Não se pode dizer que o salto de Marta Ortega para a linha da frente da Inditex tenha sido uma notícia inesperada. A sua nomeação como presidente do grupo fundado pelo pai, Amancio Ortega, surge como a consolidação da entrega geracional num projeto familiar que tem vindo a tomar forma nos últimos anos, com a progressiva mediatização da sua figura e expansão das suas iniciativas e responsabilidades no seio da empresa galega e, mais especificamente, na sua cadeia emblemática Zara. Tem sido mais uma questão de timing que tem surpreendido mais de um ator do setor, despertando o ceticismo dos analistas da bolsa de valores. No dia 31 de março de 2022, Pablo Isla terminará o seu mandato como presidente após 17 anos na empresa.

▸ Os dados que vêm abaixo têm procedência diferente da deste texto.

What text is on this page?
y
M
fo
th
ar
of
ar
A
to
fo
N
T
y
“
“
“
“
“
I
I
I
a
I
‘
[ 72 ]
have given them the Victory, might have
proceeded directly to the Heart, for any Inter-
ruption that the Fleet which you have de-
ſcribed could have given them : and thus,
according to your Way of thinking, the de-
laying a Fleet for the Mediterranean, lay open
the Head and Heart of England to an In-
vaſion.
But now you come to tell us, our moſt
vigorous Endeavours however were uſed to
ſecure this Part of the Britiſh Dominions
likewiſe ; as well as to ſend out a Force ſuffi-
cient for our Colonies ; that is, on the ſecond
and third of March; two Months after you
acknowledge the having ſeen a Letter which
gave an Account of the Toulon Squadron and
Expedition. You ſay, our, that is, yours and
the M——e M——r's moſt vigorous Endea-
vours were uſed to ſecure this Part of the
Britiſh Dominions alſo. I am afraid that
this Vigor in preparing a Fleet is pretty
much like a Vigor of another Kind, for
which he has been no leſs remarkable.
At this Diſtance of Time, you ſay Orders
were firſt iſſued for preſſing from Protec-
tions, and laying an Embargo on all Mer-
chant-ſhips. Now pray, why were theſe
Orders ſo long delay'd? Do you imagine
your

A "demissão" do muitas vezes considerado o melhor CEO do mundo não só parece ter vindo prematura, mas o seu anúncio surge num contexto complexo de incerteza, saúde e entrega, em que a transformação digital e as obrigações de sustentabilidade estão a estabelecer a agenda dos gigantes da moda rápida. Para liderar a nova fase da empresa, a Inditex olhou para fora das suas fileiras, optando por Óscar García Maceiras, um advogado galego com uma extensa carreira no setor bancário que aderiu à empresa há apenas alguns meses. O que significa a mudança estratégica que resultará na despedida do homem responsável por liderar a transformação da Inditex?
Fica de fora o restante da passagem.